The proposal would require that the final price for a drug be determined when the prescription is filled, not allowing retroactive fees months later; order CMS to develop "standardized, evidence-based measures that will be used to assess the performance of a pharmacy" rather than rely on health insurers' and PBMs' "own secret criteria"; and mandate that insurers inform pharmacies in advance about their rules to assess fees.

"Our legislation will help ensure pharmacies remain open and our Medicare patients will continue to have access to the medications and information they need from those they trust," said one of the main co-sponsors, Sen. Shelley Moore Capito, R-West Virginia.

The federal government currently doesn't control what performance standards the insurance companies and PBMs use for pharmacies.

But starting in January, Part D insurers must disclose to CMS the measures they use to evaluate pharmacy performance, as established in their network pharmacy agreement. The federal agency will analyze how they are applied.

Areas typically included on current checklists for pharmacies include medication safety, whether a patient has gotten flu and pneumonia shots, and coordination with other health-care providers.

Some pharmacists complain they are being judged on material that's not relevant to a particular pharmacy, such as whether a cancer clinic patient is adhering to diabetes treatment. Or a pharmacy may get dinged for not providing an ACE inhibitor for a diabetic, when that's not always the best course of therapy.
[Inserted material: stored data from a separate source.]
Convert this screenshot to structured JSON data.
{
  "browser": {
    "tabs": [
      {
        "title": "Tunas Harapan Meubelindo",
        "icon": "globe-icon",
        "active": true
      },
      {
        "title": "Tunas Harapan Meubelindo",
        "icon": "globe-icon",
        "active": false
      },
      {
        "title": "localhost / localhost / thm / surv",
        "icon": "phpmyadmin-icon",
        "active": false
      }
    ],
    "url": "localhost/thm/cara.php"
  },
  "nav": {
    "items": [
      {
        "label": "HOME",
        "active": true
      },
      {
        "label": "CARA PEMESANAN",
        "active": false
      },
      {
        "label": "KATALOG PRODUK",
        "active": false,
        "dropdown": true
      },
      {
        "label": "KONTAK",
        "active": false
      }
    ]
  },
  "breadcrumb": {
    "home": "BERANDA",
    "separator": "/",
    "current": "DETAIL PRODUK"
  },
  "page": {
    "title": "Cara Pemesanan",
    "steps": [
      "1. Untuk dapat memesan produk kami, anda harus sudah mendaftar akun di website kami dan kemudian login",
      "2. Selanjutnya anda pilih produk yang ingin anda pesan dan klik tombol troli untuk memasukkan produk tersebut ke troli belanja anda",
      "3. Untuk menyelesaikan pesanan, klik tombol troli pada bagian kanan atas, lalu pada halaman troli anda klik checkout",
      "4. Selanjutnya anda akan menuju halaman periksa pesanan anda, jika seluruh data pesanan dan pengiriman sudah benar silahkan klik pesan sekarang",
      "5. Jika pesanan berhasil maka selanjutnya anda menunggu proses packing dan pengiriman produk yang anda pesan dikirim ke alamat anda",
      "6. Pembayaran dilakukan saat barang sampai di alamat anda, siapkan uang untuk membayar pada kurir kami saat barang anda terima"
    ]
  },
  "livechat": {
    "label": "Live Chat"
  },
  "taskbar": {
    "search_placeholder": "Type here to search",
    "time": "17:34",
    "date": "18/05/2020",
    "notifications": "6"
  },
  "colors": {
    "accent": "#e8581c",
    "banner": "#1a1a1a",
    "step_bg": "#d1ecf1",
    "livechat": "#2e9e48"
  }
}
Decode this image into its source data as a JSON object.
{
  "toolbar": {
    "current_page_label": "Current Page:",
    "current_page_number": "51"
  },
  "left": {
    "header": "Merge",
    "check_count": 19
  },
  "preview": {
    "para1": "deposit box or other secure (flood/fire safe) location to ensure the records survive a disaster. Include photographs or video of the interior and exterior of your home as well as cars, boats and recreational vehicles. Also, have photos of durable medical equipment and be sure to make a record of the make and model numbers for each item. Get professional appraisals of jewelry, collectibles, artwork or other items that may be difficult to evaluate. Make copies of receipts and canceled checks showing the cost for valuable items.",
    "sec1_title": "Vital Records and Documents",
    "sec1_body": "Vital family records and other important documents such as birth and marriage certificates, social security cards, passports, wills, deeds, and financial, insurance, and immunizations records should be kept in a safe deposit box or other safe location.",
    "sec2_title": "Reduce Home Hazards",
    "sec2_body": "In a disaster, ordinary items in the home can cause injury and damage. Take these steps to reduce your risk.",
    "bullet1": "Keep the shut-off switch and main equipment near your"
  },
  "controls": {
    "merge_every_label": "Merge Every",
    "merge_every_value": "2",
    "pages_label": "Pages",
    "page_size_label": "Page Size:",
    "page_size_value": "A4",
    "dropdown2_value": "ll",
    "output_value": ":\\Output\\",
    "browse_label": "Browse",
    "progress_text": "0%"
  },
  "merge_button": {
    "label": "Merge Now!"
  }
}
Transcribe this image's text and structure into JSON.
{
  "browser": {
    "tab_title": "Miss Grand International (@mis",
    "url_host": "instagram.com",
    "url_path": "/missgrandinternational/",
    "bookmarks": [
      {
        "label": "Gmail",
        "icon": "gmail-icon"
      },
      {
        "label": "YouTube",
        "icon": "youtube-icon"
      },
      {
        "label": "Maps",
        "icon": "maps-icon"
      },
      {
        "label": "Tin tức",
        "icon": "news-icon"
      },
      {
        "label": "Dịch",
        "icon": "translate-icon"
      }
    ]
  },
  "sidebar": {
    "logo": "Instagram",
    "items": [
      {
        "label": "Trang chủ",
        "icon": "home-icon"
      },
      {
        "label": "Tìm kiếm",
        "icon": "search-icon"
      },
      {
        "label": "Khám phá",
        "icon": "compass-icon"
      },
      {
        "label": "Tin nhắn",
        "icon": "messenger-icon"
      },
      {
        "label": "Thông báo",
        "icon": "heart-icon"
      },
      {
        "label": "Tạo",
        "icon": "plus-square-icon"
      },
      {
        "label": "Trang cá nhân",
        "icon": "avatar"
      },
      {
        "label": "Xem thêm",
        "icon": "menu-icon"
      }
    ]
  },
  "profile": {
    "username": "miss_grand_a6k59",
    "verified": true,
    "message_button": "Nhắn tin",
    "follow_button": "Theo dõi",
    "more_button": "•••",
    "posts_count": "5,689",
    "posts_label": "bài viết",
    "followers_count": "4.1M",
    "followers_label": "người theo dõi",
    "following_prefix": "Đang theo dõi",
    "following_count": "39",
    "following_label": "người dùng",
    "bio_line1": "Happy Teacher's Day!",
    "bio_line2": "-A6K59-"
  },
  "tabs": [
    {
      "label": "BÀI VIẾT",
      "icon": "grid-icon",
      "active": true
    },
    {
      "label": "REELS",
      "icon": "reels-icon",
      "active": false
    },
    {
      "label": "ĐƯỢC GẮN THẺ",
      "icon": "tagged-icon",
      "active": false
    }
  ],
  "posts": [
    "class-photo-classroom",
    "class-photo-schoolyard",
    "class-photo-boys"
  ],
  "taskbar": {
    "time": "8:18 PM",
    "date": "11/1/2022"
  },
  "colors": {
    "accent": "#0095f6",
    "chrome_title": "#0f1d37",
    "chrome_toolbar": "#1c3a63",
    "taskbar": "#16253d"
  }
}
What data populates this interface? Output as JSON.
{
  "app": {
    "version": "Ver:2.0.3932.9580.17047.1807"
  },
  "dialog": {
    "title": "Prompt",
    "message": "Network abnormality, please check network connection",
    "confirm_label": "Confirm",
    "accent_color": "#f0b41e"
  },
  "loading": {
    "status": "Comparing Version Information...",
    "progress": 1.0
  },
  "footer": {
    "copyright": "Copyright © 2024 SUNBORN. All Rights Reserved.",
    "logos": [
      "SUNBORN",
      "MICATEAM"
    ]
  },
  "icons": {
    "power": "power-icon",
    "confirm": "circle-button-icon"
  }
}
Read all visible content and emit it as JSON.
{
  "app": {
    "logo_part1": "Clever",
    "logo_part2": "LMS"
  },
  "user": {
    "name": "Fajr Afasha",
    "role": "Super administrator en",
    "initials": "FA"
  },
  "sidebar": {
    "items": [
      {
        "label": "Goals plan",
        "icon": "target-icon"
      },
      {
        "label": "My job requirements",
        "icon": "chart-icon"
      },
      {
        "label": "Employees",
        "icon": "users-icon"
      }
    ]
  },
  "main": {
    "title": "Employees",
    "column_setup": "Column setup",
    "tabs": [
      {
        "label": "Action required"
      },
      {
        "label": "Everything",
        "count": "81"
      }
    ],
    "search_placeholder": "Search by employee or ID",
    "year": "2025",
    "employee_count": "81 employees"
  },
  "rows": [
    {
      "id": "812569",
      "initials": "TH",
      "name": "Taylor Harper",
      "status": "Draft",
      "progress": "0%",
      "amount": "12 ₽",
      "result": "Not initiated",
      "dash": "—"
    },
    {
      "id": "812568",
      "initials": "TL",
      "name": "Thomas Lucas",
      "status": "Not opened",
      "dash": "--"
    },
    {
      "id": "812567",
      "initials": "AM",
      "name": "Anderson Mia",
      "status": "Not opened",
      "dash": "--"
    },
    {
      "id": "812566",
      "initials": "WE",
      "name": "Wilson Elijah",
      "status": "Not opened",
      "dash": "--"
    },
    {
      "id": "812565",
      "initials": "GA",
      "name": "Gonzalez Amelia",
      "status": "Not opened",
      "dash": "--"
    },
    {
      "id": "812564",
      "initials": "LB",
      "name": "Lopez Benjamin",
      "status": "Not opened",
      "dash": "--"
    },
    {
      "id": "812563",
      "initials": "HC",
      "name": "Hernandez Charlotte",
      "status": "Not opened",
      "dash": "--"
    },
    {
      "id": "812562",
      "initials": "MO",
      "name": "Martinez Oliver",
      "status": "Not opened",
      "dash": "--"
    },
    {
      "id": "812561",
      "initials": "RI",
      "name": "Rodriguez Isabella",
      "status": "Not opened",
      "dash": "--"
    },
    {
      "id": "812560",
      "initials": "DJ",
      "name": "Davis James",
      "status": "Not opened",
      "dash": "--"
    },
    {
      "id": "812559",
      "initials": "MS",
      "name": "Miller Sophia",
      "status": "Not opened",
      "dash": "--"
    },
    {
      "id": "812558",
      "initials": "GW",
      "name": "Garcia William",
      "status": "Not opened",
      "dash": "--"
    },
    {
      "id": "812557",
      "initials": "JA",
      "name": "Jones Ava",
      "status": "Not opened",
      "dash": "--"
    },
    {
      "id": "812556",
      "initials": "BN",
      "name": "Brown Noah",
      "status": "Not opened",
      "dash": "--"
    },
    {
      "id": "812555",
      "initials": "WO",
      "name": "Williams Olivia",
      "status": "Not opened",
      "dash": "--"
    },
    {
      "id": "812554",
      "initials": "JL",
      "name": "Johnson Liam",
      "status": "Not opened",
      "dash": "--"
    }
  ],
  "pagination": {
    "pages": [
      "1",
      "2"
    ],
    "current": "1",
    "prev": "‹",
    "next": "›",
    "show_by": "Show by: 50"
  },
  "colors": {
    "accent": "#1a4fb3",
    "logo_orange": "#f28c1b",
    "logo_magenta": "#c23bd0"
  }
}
Fruth Pharmacy's Becker, noting all the COVID-19 vaccinations that were given in community pharmacies this year, turned philosophical as he considered the future.

"What people need to think about in the broader context is what does it mean to have a community pharmacy? And what does it mean if it's not there anymore?"

A grant from the nonpartisan, nonprofit National Institute for Health Care Management helped pay for research for this story; the organization had no input on its content.